De allí, papá sirvió en el Ejército Estadounidense entre 1943 y 1945 para defender a su país. Asignó la mitad de su paga del Ejército para su madre viuda y la otra mitad para su nueva novia. Sirvió en el Pacífico como sargento que supervisa a 26 hombres. Después de que se le administrara una prueba de coeficiente intelectual como un hablante de inglés como un segundo idioma, obtuvo una puntuación superior y se le pidió que participara en la Escuela de Oficiales. En sus cartas a la familia, expresaba cómo echaba de menos su chile y escuchar su canción favorita, La Adelita.

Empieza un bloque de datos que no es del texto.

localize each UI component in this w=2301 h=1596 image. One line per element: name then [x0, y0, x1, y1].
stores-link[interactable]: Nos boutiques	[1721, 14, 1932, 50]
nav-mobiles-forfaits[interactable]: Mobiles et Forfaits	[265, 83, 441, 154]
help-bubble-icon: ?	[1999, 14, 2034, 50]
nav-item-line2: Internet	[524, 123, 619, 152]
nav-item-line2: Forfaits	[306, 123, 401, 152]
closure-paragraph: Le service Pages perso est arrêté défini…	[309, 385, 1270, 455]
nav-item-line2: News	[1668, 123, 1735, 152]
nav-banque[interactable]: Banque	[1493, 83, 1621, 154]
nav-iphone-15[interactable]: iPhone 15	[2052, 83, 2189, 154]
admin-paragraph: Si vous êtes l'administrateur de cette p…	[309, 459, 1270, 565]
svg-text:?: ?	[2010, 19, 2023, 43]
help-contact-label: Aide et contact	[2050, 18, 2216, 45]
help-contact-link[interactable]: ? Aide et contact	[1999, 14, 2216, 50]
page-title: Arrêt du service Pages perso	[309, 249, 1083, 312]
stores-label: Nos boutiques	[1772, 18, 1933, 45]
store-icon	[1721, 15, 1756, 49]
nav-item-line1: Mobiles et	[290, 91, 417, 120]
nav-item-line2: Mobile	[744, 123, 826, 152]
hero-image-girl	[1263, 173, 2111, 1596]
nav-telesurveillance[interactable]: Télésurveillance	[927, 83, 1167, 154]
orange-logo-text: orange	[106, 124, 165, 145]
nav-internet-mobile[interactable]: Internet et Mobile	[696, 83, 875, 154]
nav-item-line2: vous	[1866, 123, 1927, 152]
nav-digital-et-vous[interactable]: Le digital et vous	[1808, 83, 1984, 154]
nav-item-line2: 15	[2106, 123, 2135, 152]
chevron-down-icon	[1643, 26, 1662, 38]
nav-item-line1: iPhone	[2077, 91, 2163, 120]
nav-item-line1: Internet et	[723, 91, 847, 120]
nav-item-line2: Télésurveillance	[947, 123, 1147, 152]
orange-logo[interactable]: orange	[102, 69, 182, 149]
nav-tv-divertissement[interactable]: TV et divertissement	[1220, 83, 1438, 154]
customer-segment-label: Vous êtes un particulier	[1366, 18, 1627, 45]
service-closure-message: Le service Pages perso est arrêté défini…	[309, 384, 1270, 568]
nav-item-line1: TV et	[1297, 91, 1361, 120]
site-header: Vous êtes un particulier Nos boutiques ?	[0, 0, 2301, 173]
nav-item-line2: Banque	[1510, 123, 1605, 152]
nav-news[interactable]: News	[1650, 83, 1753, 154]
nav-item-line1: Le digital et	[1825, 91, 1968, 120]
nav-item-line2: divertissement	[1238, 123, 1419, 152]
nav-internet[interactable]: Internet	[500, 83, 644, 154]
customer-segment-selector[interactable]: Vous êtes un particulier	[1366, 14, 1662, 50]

Decidió servir como soldado y volver a casa, a la tierra encantada de Las Vegas, Nuevo México, sin viajar más allá de Albuquerque o Colorado para visitar a su familia.
Papá era un hombre de muchos sombreros
Tras dejar el ejército en 1946 y trasladarse a Wyoming en busca de un trabajo para su familia, mi padre se presentó al examen de funcionario de la Oficina de Correos de Estados Unidos. Con una puntuación de 99 en el examen, más los puntos de bonificación por el servicio de veteranos, superó los requisitos numéricos de entrada al trabajo. Mientras trabajaba en el Servicio de Correos, papá también formó parte del Consejo Escolar de Laramie entre 1969 y 1970. Tenía un gran interés en la educación de alta calidad, especialmente cuando se trataba de la equidad de la accesibilidad de los edificios y los servicios de instrucción. Antes de ser miembro del Consejo Escolar, un miembro de su familia fue diagnosticado incorrectamente como estudiante con necesidades especiales que necesitaba ser colocado en una escuela de educación especial para estudiantes de bajo rendimiento. Mi padre apeló la decisión ante el director de la escuela y el estudiante fue colocado en clases para superdotados y de honor. Como miembro del consejo escolar, mi padre abogó por la paridad financiera de la escuela Lincoln en el lado oeste, promovió la equidad de los servicios para estudiantes superdotados pertenecientes a minorías y abogó por la implantación de servicios preescolares.
La campanita regalado a mi 'apá después de su tiempo en el Consejo Escolar de Laramie
Cuando papá se retiró del Servicio Postal en 1978, el periódico Laramie Boomerang escribió que "él era el hombre amable que tenía la fila más larga de clientes y se le echaría de menos.” Viajó a Alaska, Puerto Rico, y Europa. En la ciudad hermosa de Toledo, España, compartió una conversación con un desconocido. El español le dijo que mi padre era un hombre de cumbres altos y debía vivir entre las águilas de Toledo y Nuevo México. Papá hizo exactamente eso: pasó el resto de su vida en Nuevo México, donde murió en 1999. Su única petición fue ser enterrado en el Cementerio Nacional de Santa Fe. Allí descansa bajo los cumbres altos de la Sierra Sangre de Cristo.
Recuerdos de la visita de mi padre a Toledo
Por necesidad y deber, los soldados Manitos dejaron su amada tierra natal de Nuevo México para otro estado o país para hacer una vida mejor para sus familias y servir a sus comunidades. Gracias, soldados Manitos, por su servicio. Que la memoria de todos los soldados Manitos - incluyendo a mi 'apá, Juan Sandoval - sea por siempre una bendición.
Mi padre, Juan Sandoval, trabajando en la Oficina Postal después de salir del Ejército.